Icelandic whale hunters have brought in their first big catches of the season, two fin whales weighing around 35 tonnes each, an AFP photographer witnessed Friday.
The boat, Hvalur 9, arrived overnight Thursday to Friday at the port of Akranes, 20 kilometres (12 miles) north of capital Reykjavik, towing the bodies of the 20 metre (65 foot) long mammals.
The huge whales were swiftly carved up to separate the blubber from the meat, and a piece of meat was tasted by an inspector to check the quality.
Environmental campaign group Greenpeace condemned the catch, saying Iceland would pay a high price for continuing the controversial practice.
"What little profit (the whaler) may take from this fin whale hunt will come at a great cost to Iceland - economically and politically," warned Sara Holden, Greenpeace International's whale campaign coordinator.

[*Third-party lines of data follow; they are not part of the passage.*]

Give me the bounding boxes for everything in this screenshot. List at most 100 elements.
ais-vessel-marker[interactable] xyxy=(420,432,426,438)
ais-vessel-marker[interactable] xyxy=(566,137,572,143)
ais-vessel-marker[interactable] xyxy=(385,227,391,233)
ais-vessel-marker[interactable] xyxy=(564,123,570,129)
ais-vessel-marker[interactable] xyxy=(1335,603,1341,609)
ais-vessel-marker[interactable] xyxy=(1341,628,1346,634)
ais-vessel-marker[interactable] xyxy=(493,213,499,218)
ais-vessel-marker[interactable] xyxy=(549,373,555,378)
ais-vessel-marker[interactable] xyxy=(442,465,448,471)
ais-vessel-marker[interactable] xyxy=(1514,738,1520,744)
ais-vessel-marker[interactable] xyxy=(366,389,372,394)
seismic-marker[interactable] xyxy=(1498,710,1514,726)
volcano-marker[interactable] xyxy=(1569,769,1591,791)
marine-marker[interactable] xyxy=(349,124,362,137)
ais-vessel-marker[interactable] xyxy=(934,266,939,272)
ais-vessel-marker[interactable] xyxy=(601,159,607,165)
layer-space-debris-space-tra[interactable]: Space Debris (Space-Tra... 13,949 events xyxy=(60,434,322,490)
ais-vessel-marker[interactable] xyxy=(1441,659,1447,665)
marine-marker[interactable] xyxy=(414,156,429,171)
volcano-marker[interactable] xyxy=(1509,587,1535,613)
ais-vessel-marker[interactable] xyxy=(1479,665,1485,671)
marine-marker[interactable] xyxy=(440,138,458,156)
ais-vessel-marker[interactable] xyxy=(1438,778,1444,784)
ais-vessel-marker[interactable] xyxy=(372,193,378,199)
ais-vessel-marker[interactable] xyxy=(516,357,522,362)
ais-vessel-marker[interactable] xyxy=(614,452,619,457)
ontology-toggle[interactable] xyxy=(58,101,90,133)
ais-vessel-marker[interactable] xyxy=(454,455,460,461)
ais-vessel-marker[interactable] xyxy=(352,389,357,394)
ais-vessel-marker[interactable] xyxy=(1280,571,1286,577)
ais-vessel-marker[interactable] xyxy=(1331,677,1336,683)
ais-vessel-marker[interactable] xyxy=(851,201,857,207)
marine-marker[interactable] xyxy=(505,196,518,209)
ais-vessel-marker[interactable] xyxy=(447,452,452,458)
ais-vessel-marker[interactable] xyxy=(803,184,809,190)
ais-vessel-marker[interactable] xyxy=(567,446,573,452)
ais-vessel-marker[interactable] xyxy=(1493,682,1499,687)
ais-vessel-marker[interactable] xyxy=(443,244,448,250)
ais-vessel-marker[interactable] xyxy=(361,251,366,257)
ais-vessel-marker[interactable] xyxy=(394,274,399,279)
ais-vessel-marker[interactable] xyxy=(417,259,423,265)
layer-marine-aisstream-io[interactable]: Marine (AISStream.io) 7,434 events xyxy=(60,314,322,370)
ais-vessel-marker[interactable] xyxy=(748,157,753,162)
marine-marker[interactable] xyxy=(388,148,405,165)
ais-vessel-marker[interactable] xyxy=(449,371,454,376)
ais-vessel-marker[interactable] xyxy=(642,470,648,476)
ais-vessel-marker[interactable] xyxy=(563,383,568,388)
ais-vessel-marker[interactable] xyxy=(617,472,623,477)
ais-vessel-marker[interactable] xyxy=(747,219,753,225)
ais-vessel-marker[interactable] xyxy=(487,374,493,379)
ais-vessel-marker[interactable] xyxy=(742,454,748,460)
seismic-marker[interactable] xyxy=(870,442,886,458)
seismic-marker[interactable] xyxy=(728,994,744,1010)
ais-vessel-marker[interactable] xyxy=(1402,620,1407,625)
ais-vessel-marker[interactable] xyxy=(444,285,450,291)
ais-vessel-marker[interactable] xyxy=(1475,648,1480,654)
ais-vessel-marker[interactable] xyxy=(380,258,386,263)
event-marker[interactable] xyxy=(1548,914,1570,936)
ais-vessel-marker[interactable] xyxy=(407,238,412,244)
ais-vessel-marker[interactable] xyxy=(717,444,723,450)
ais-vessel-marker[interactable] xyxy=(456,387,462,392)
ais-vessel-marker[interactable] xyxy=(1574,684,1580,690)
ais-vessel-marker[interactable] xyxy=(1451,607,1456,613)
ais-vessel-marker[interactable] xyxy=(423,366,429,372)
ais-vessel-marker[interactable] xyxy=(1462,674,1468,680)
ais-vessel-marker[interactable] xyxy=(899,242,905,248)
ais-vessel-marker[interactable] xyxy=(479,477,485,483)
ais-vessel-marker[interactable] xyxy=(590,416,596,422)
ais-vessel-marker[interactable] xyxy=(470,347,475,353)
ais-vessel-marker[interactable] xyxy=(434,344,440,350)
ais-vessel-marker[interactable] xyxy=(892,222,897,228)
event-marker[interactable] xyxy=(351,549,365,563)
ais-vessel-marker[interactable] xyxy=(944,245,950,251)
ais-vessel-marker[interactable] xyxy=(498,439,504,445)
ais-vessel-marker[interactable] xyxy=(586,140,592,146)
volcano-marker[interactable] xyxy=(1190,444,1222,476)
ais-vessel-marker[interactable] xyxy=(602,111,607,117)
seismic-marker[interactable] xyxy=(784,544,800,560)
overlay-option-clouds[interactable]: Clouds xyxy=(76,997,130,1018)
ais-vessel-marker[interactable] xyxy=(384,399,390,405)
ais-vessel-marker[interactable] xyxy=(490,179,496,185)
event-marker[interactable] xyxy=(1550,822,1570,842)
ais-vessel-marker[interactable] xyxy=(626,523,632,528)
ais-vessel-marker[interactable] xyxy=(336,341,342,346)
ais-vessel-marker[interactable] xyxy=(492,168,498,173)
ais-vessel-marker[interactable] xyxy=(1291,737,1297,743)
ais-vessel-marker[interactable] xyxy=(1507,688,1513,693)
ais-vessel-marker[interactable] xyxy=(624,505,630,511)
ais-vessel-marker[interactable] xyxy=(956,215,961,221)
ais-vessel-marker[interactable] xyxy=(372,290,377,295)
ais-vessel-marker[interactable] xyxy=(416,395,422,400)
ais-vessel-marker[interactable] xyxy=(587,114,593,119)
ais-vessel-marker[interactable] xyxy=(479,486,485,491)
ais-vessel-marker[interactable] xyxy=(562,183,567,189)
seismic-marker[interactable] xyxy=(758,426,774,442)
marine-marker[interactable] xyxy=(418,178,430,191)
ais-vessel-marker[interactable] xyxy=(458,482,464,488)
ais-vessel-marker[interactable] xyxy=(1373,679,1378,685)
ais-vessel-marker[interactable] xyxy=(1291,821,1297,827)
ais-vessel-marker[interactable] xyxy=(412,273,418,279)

Iceland's whaling season opened on May 26, amid fierce opposition from environmental groups angered by a sharp rise in quotas this year.
Iceland increased its quota to 100 minke whales and 150 fin whales, from a quota of 40 minke whales and nine fin whales last year.
Many species of whales are now endangered and hunting of the marine mammal was officially banned with a moratorium in 1986.
Iceland and Norway are the only two countries in the world that now authorise commercial whaling.
Iceland withdrew from the moratorium in 2006, and Norway in 1993, triggering an international outcry on both occasions.
Japan officially allows whaling for scientific purposes, but the meat is then sold to restaurants and supermarkets.